In which case, mission fucking accomplished.

Cooperation Requires Incentives

Both Tobold and Rohan were musing about a similar issue last week: why isn’t there more cooperation in survival MMOs? Or more PvE-only survival MMOs in the first place?

Let me turn the question around: why would you cooperate? Tobold is thankful that our real-life ancestors were not as blood-thirsty as the average DayZ player, but I am not even sure whether or not that is true. Recorded history is filled with the conquest of the weaker, and who knows what happened in the darkness of the forest millennia before that?

The problem in gaming, as is often the case, comes down to incentives. Specifically, if there are no extrinsic bonuses for assisting someone in any game, I generally only do so if I happen to be in the mood and it’s easy.
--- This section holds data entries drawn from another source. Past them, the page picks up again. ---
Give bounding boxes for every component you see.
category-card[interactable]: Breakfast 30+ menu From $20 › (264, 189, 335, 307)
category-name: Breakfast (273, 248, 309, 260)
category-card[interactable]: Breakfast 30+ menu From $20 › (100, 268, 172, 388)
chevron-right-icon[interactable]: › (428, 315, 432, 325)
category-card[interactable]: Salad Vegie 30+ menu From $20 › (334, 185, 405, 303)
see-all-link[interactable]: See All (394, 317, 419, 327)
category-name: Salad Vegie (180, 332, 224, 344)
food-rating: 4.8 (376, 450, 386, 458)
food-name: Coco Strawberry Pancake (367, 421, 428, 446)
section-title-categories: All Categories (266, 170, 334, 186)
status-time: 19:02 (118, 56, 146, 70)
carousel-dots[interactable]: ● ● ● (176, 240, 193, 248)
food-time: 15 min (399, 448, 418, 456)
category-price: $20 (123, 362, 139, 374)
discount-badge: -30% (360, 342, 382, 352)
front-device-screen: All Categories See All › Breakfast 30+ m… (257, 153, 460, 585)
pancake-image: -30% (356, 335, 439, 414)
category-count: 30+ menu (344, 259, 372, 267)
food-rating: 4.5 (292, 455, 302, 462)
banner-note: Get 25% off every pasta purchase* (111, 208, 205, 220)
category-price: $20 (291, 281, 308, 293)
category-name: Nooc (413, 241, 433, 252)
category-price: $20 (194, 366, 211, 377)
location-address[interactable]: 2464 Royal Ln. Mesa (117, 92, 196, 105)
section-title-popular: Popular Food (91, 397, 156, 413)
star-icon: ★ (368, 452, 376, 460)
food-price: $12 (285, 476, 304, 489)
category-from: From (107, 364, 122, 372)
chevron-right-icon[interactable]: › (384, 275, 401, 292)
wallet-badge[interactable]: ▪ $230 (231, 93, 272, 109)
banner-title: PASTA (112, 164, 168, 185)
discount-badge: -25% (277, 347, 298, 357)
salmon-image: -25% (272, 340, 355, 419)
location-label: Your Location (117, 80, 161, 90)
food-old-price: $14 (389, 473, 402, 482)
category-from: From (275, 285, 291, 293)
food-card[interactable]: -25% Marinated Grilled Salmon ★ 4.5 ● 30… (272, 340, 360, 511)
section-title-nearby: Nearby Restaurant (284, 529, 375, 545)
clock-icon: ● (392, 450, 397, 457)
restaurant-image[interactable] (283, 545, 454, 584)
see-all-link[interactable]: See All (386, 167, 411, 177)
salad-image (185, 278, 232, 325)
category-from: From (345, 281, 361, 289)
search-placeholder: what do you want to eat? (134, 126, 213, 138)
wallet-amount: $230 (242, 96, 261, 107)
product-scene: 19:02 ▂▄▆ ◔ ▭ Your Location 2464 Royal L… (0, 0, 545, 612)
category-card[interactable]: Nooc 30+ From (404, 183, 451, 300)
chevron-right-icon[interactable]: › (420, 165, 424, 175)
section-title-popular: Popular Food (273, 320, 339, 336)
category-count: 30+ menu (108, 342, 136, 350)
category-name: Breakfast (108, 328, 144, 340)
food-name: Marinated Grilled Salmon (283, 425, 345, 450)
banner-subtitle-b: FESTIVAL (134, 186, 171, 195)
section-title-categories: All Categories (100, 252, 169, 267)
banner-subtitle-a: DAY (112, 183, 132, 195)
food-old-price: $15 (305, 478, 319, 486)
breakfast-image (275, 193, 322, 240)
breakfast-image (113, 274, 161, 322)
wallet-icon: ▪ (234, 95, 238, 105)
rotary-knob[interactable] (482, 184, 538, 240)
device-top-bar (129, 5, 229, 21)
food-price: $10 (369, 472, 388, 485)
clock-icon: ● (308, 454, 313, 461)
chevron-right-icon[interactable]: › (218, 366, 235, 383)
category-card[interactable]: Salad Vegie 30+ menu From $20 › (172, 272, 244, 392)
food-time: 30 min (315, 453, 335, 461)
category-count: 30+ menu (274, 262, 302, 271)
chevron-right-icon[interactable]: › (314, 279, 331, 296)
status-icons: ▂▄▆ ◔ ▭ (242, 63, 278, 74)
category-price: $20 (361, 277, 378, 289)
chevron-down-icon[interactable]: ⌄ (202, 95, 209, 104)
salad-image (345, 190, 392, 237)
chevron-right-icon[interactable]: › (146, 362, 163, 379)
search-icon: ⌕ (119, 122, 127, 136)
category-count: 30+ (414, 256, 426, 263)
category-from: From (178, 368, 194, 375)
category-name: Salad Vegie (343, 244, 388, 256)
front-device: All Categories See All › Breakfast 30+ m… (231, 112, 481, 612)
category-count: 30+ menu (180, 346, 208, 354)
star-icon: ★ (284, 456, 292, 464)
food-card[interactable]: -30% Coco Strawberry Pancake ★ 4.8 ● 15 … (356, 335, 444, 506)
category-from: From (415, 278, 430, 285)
For example, I have no problem playing Medic classes in PlanetSide 2 or Battlefield 4 because reviving teammates A) gives me as much XP as a normal kill, and B) the revived character is likely to get me closer to the goal of winning the match/flag/etc (i.e. more XP). Guild Wars 2 also did a pretty good job in incentivising reviving other players along similar lines. Obviously 5-man dungeons and such offer similar carrots.

In the absence of the extrinsic carrot though, a game designer cedes control to the player’s own nebulous intrinsic motivations to govern behavior. Unless you are a particularly extroverted individual looking to make more internet friends, there is really no reason you would ever cooperate without the carrot. If it’s a free-for-all scenario, not killing another player on sight is a huge risk. And even if you are willing to take that gamble and it succeeds, the “reward” is generally limited to what you can accomplish within that play session… unless you go out of your way to befriend them.
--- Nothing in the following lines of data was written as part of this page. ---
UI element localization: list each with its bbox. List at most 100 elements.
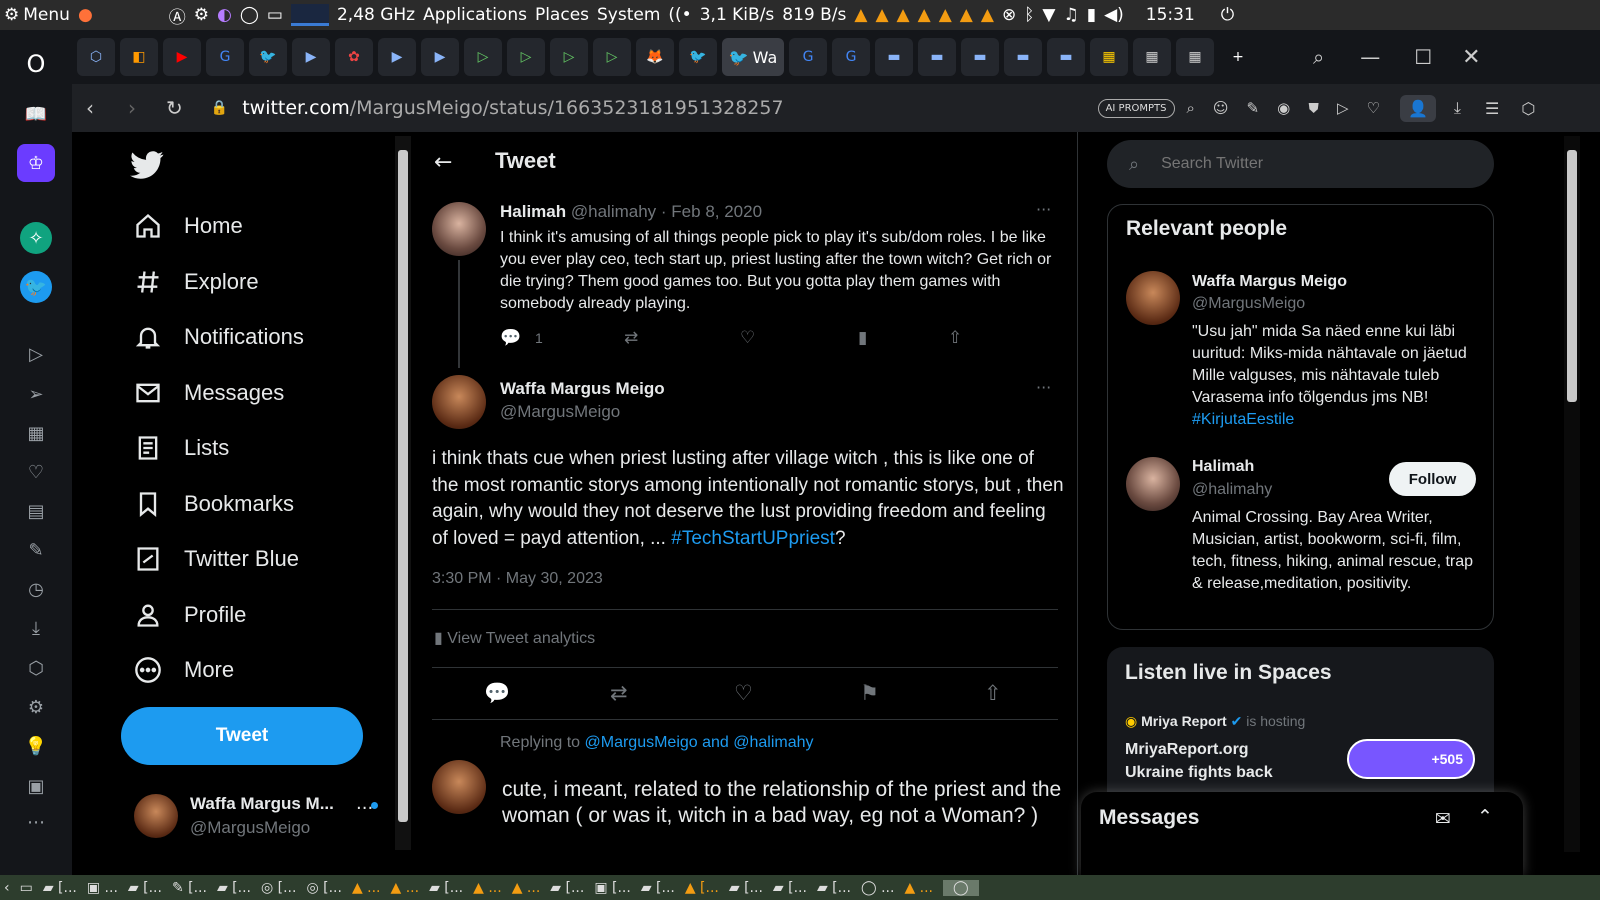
account-switcher[interactable]: Waffa Margus M... @MargusMeigo ··· bbox=[134, 792, 384, 842]
taskbar-item[interactable]: ▲ ... bbox=[512, 880, 541, 896]
lightbulb-icon[interactable]: 💡 bbox=[20, 730, 52, 762]
space-title-line[interactable]: MriyaReport.org bbox=[1125, 741, 1249, 759]
settings-icon[interactable]: ⚙ bbox=[194, 5, 209, 25]
share-icon[interactable]: ⇧ bbox=[984, 681, 1002, 705]
tab-youtube[interactable]: ▶ bbox=[163, 38, 201, 76]
tab-twitter[interactable]: 🐦 bbox=[679, 38, 717, 76]
player-icon[interactable]: ▷ bbox=[20, 338, 52, 370]
opera-logo-icon[interactable]: O bbox=[20, 48, 52, 80]
book-icon[interactable]: 📖 bbox=[20, 98, 52, 130]
person-handle[interactable]: @MargusMeigo bbox=[1192, 295, 1305, 313]
reply-input[interactable]: cute, i meant, related to the relationsh… bbox=[502, 777, 1062, 829]
vlc-icon[interactable]: ▲ bbox=[897, 5, 910, 25]
taskbar-item[interactable]: ▲ ... bbox=[391, 880, 420, 896]
tab[interactable]: ▦ bbox=[1133, 38, 1171, 76]
more-icon[interactable]: ⋯ bbox=[20, 806, 52, 838]
avatar[interactable] bbox=[1126, 271, 1180, 325]
tweet-timestamp[interactable]: 3:30 PM · May 30, 2023 bbox=[432, 570, 603, 588]
tab-google[interactable]: G bbox=[206, 38, 244, 76]
vlc-icon[interactable]: ▲ bbox=[918, 5, 931, 25]
taskbar-item[interactable]: ✎ [... bbox=[172, 880, 207, 896]
taskbar-item-active[interactable]: ◯ bbox=[943, 879, 979, 896]
taskbar-item[interactable]: ▰ [... bbox=[641, 880, 675, 896]
vlc-icon[interactable]: ▲ bbox=[981, 5, 994, 25]
taskbar-item[interactable]: ▰ [... bbox=[217, 880, 251, 896]
tab[interactable]: ▬ bbox=[918, 38, 956, 76]
taskbar-item[interactable]: ▭ bbox=[20, 880, 33, 896]
tab[interactable]: ▶ bbox=[292, 38, 330, 76]
follow-button[interactable]: Follow bbox=[1389, 462, 1476, 496]
new-message-icon[interactable]: ✉ bbox=[1435, 808, 1451, 830]
space-title-line[interactable]: Ukraine fights back bbox=[1125, 764, 1273, 782]
download-icon[interactable]: ⤓ bbox=[20, 612, 52, 644]
nav-home[interactable]: Home bbox=[134, 204, 243, 248]
url-field[interactable]: twitter.com/MargusMeigo/status/166352318… bbox=[242, 97, 783, 119]
forward-button[interactable]: › bbox=[128, 96, 136, 120]
chatgpt-icon[interactable]: ✧ bbox=[20, 222, 52, 254]
tweet-more-icon[interactable]: ··· bbox=[1036, 200, 1051, 219]
tab[interactable]: ✿ bbox=[335, 38, 373, 76]
nav-profile[interactable]: Profile bbox=[134, 593, 246, 637]
minimize-button[interactable]: — bbox=[1360, 45, 1380, 69]
hashtag-link[interactable]: #TechStartUPpriest bbox=[671, 528, 835, 549]
nav-bookmarks[interactable]: Bookmarks bbox=[134, 482, 294, 526]
tweet-more-icon[interactable]: ··· bbox=[1036, 378, 1051, 397]
tab-active[interactable]: 🐦 Wa bbox=[722, 38, 784, 76]
tab[interactable]: ⬡ bbox=[77, 38, 115, 76]
taskbar-item[interactable]: ▰ [... bbox=[773, 880, 807, 896]
crown-icon[interactable]: ♔ bbox=[17, 144, 55, 182]
extension-icon[interactable]: ▣ bbox=[20, 770, 52, 802]
applications-menu[interactable]: Applications bbox=[423, 5, 527, 25]
tab[interactable]: ▶ bbox=[378, 38, 416, 76]
messages-drawer[interactable]: Messages ✉ ⌃ bbox=[1081, 792, 1523, 875]
maximize-button[interactable]: ☐ bbox=[1414, 45, 1432, 69]
search-input[interactable] bbox=[1161, 155, 1462, 173]
twitter-logo-icon[interactable] bbox=[130, 148, 164, 182]
send-icon[interactable]: ➢ bbox=[20, 378, 52, 410]
reply-icon[interactable]: 💬 bbox=[484, 681, 510, 706]
nav-messages[interactable]: Messages bbox=[134, 371, 284, 415]
notification-icon[interactable]: ♫ bbox=[1063, 5, 1078, 25]
edit-icon[interactable]: ✎ bbox=[20, 534, 52, 566]
terminal-icon[interactable]: ▭ bbox=[267, 5, 283, 25]
avatar[interactable] bbox=[1126, 457, 1180, 511]
applet-icon[interactable]: Ⓐ bbox=[169, 3, 186, 28]
tab[interactable]: ▷ bbox=[593, 38, 631, 76]
toolbar-icons[interactable]: ⌕☺✎◉⛊▷♡ bbox=[1187, 99, 1398, 117]
close-icon[interactable]: ✕ bbox=[1462, 45, 1480, 70]
reply-icon[interactable]: 💬 bbox=[500, 328, 521, 348]
new-tab-button[interactable]: + bbox=[1219, 38, 1257, 76]
grid-icon[interactable]: ▦ bbox=[20, 417, 52, 449]
tab[interactable]: ▷ bbox=[550, 38, 588, 76]
news-icon[interactable]: ▤ bbox=[20, 495, 52, 527]
space-host[interactable]: ◉ Mriya Report ✔ is hosting bbox=[1125, 713, 1305, 730]
twitter-icon[interactable]: 🐦 bbox=[20, 271, 52, 303]
taskbar-item[interactable]: ◯ ... bbox=[861, 880, 894, 896]
taskbar-item[interactable]: ▣ ... bbox=[87, 880, 118, 896]
network-icon[interactable]: ▼ bbox=[1042, 5, 1055, 25]
tab[interactable]: ▷ bbox=[507, 38, 545, 76]
back-button[interactable]: ‹ bbox=[86, 96, 94, 120]
taskbar-item[interactable]: ▲ ... bbox=[352, 880, 381, 896]
nav-notifications[interactable]: Notifications bbox=[134, 315, 304, 359]
retweet-icon[interactable]: ⇄ bbox=[610, 681, 628, 705]
more-dots-icon[interactable]: ··· bbox=[356, 798, 373, 819]
tab[interactable]: ▬ bbox=[875, 38, 913, 76]
expand-icon[interactable]: ⌃ bbox=[1477, 806, 1493, 828]
tab-google[interactable]: G bbox=[832, 38, 870, 76]
like-icon[interactable]: ♡ bbox=[740, 328, 755, 348]
profile-icon[interactable]: 👤 bbox=[1399, 94, 1436, 122]
tab-twitter[interactable]: 🐦 bbox=[249, 38, 287, 76]
taskbar-item[interactable]: ▰ [... bbox=[43, 880, 77, 896]
analytics-icon[interactable]: ▮ bbox=[858, 328, 867, 348]
vlc-icon[interactable]: ▲ bbox=[875, 5, 888, 25]
vlc-icon[interactable]: ▲ bbox=[854, 5, 867, 25]
taskbar-item[interactable]: ▰ [... bbox=[128, 880, 162, 896]
tab[interactable]: ▷ bbox=[464, 38, 502, 76]
person-name[interactable]: Waffa Margus Meigo bbox=[1192, 273, 1347, 291]
nav-twitter-blue[interactable]: Twitter Blue bbox=[134, 537, 299, 581]
avatar[interactable] bbox=[432, 202, 486, 256]
author-name[interactable]: Waffa Margus Meigo bbox=[500, 379, 665, 399]
tab[interactable]: ▶ bbox=[421, 38, 459, 76]
avatar[interactable] bbox=[432, 375, 486, 429]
What if you don’t want more friends?

For a PvE survival MMO to work, I think constructing the proper incentives for cooperation would be Priority #1, and they would need to be extrinsic incentives. I am not a huge fan of the permadeath ideas Rohan was tossing around, but imagine if permadeath were a possibility, and killing other players (without cause) increased that chance? Let’s say the odds of permadeath were 10% baseline and increased by 25% for each player you killed. Meanwhile, if you healed, revived, traded/interacted with, or perhaps simply were in X radius around another player on your friends list, the baseline permadeath chance dropped to 0%. The “stain” of unjust PvP would not diminish – unless as a result of some penance or whatever – and yet it would give both groups the relevant incentive to do stuff with others.

I do not necessarily think it is wrong for game designers to rely on players to want to make friends to enjoy their game properly, but that ship has long sailed for me. I got my ex-WoW buddies, some IRL friends, and this blog if I want to talk shop with someone; I’m not entirely in the mood for the arduous vetting process and necessary synchronized timing necessary to make new friends. Needing to join a guild or Outfit or whatever to get the “full experience” simply means I won’t ever be getting the full experience in your game.

And if your game offers nothing else, then I won’t be playing it.